Home >Companies >People >Big tech CEOs to claim stiff market competition in US antitrust hearing

Hours ahead of a historic antitrust hearing in the United States (US), big tech CEOs are preparing to argue that they face growing competition in the market, according to written testimonies filed by the companies. The testimonies were filed by the companies on behalf of Sundar Pichai, Tim Cook, Mark Zuckerberg and Jeff Bezos, chief executive officers (CEOs) of Google, Apple, Facebook and Amazon, respectively.

The four CEOs are going to appear in front of a Congressional subcommittee that was setup to address rising concerns about the dominance of these tech giants. Between them, Google, Apple, Facebook and Amazon have all faced antitrust allegations in various states and countries around the world. The hearing is called Online Platforms and Market Power Pa 6: Examining the Dominance of Amazon, Apple, Facebook, and Google.

According to the written testimonies, all four CEOs seem to be arguing that they face lots of competition in the market, other than reiterating how their products have contributed to the growth of other industries and businesses. “Google operates in highly competitive and dynamic global markets, in which prices are free or falling, and products are constantly improving. Today’s competitive landscape looks nothing like it did 5 years ago, let alone 21 years ago, when Google launched its first product, Google Search," said Pichai’s written testimony.

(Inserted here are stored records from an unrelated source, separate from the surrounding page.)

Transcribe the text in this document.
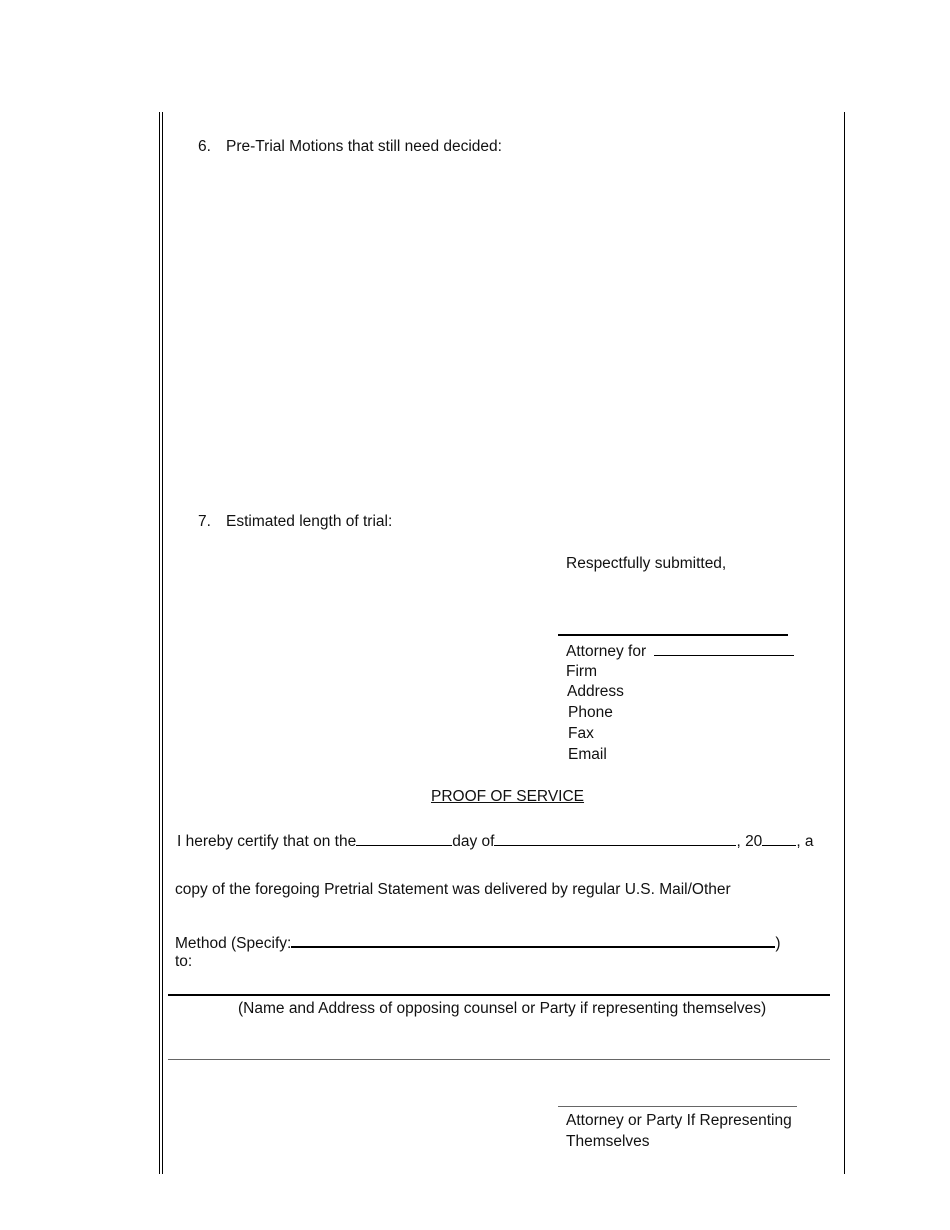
6. Pre-Trial Motions that still need decided:
7. Estimated length of trial:
Respectfully submitted,
Attorney for
Firm
Address
Phone
Fax
Email
PROOF OF SERVICE
I hereby certify that on the	day of	, 20 , a
copy of the foregoing Pretrial Statement was delivered by regular U.S. Mail/Other
Method (Specify:	)
to:
(Name and Address of opposing counsel or Party if representing themselves)
Attorney or Party If Representing
Themselves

Pichai also brings up Amazon’s Alexa, which can answer questions from users, and says people often find news via Twitter or “ask friends for information" via WhatsApp. He also mentions Snapchat, Pinterest and other platforms as services people use for various kinds of searches on the Internet.

The CEO’s effort, unsurprisingly, seems to be to downplay Google’s Search’s importance in how people discover websites and other things on the Internet. The company has faced antitrust allegations in Europe earlier, for abusing its dominance with Search. The company also faced its third antitrust allegation in India recently, and the Competition Commission of India (CCI) is looking into allegations that it abuses its market position to promote its own payments apps.

On the other hand, Facebook’s argument is that its size doesn’t guarantee success, and the company has to continue building good products and services in order to maintain its advantage in the market. “We started with nothing and provided better products that people find valuable. As I understand our laws, companies aren’t bad just because they are big. Many large companies that fail to compete cease to exist," the statement from Mark Zuckerberg reads.

Amazon’s Bezos’ statement is on similar lines as Zuckerberg’s. He argues that the world needs big businesses. “Just like the world needs small companies, it also needs large ones. There are things small companies simply can’t do," Bezos says in his statement. “I don’t care how good an entrepreneur you are, you’re not going to build an all-fiber Boeing 787 in your garage," he adds.

Similarly, Apple, which has faced widespread criticism for charging 30% commission to developers on the App Store, is arguing that its commissions are “comparable or lower than" what its competitors charge. Cook’s statement even says that the App Store commissions are lower than the 50 to 70 percent software developers paid before the App Store came into existence. Cook also claims that the iPhone faces competition from Google, Samsung, Huawei and many more and doesn’t dominate the smartphone market.

According to a Q4, 2019 report from Canalys, Apple was the top smartphone vendor in the world by shipments, owning 21.3% of the market share. Samsung, Huawei and Xiaomi followed with 19.2%, 15.2% and 9% market shares, respectively.